Fear is a necessary feeling. If you burn yourself on a hot stove, the fear of enduring that pain again will make you more cautious. In this case, fear serves us well. But there is another kind of fear that keeps us from experiencing all the fullness our lives have to offer. The fear makes up stories to keep us from rising to the challenge that could make our lives even better. It’s the same in our marriages.

Here are 3 fears that thwart intimacy

You don’t share your deepest self with your spouse because you fear they might judge you or criticize you. Maybe you fear the rejection of your spouse. What are you holding back from your spouse? Are you struggling with something that you are not getting vulnerable about? I’ve struggled as each child has left the nest even though I still have one home. I felt grief, but I feared my husband would think I wasn’t looking forward to our time alone or that he wasn’t enough. I’ve gone through hormonal changes that have affected many parts of my life. I feared sharing some of those things because he might not get it. I wanted to make a huge career change, and I thought my husband would think I had lost my mind. I travailed and travailed over it before I ever brought it up, and really missed his wisdom and input.  I wanted to be seen by my husband as having it all together and to be quite honest it is impossible. See how I made up stories based on fear and didn’t share myself with my spouse?  
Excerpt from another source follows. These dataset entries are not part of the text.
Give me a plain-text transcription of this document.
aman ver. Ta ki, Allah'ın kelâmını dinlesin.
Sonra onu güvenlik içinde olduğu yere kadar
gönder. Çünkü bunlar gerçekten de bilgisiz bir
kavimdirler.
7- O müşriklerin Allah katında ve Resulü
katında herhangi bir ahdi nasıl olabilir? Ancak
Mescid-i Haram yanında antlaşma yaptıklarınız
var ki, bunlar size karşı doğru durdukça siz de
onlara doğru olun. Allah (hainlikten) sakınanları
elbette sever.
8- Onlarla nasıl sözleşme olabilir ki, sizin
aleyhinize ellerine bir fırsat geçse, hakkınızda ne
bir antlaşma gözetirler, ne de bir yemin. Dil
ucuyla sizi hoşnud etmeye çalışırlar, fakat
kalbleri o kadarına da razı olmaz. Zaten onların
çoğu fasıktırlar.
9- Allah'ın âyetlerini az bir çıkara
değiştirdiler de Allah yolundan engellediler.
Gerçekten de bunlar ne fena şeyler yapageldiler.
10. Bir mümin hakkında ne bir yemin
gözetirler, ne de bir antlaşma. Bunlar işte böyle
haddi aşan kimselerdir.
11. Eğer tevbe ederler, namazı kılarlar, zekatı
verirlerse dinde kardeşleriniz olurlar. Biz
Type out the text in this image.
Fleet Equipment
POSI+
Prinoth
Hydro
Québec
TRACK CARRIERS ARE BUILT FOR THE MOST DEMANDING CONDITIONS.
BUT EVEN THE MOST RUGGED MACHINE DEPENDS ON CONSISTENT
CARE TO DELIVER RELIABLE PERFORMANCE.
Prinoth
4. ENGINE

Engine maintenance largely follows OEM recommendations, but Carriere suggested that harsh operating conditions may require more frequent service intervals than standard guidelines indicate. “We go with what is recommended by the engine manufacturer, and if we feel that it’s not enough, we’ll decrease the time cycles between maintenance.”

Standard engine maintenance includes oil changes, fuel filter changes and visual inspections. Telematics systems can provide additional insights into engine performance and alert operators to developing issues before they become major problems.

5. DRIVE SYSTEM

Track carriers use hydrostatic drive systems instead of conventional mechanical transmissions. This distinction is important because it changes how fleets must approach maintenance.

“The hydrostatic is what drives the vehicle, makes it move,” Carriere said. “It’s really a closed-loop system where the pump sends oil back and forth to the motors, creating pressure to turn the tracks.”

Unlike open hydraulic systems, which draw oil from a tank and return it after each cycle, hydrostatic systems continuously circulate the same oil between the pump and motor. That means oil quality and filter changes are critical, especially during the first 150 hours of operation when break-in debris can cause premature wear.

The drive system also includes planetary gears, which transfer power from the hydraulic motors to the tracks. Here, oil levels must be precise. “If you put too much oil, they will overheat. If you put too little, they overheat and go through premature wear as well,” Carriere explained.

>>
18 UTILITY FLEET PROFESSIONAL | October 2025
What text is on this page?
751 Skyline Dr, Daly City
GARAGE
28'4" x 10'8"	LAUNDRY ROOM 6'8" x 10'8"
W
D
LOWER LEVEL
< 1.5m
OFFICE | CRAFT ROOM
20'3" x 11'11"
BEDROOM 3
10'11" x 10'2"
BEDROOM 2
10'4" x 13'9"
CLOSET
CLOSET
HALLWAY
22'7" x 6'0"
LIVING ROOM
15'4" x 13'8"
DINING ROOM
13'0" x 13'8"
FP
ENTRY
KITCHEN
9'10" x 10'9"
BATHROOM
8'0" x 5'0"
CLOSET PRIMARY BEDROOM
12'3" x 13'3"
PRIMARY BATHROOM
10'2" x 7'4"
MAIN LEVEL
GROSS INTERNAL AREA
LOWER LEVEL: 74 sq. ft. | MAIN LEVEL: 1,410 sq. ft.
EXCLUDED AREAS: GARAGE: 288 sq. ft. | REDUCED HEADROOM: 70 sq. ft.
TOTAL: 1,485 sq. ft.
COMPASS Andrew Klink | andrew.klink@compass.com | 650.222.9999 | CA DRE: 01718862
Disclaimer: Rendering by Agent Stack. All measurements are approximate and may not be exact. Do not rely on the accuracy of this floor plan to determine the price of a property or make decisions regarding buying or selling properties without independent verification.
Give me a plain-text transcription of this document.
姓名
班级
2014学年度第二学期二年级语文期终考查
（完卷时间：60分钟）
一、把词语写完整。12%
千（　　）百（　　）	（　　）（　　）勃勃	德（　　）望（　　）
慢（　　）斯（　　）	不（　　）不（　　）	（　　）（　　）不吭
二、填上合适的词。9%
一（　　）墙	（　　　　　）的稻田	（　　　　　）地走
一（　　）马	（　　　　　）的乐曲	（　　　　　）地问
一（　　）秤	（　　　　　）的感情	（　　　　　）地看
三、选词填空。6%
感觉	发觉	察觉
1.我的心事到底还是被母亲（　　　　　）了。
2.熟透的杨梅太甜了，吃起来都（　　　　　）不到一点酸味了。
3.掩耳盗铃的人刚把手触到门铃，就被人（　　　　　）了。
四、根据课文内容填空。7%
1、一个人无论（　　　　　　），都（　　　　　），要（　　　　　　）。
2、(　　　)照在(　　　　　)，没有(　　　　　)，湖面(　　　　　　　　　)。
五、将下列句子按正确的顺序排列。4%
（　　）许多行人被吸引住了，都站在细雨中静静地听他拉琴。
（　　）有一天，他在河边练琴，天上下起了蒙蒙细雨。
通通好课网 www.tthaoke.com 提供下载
The next fear is you avoid conflict because you fear the outcome getting out of hand, making you uncomfortable. You do anything to keep the peace. Suppose the dynamics of your childhood family was that you couldn’t question anything, or any conflict always resulted in ugly fights. In that case, you probably do everything to keep from rocking the boat. The same is true if fights in your marriage have been ugly in the past.  The fear of conflict will cause you to give your power away to your spouse. You will have no voice, which means you will likely feel resentful. People pleasers do things and say things to make others happy with them at the expense of making themselves happy. I did this until I turned 47 years old. I did everything to make my husband think I was the best, most accommodating spouse he could have chosen. I deferred on everything but the children, and with them, I took total control, leaving my husband out. Behind that fear was the fear of abandonment or the fear I wasn’t really lovable.  I said yes when I should have said no about decisions. I had zero confidence in using my voice. You know who I resented the most? Myself. Keeping the peace and doing things or not doing things to make others happy with you is not a sign of being a great person, but it is a sign you are not living in your power. You are not honoring yourself.  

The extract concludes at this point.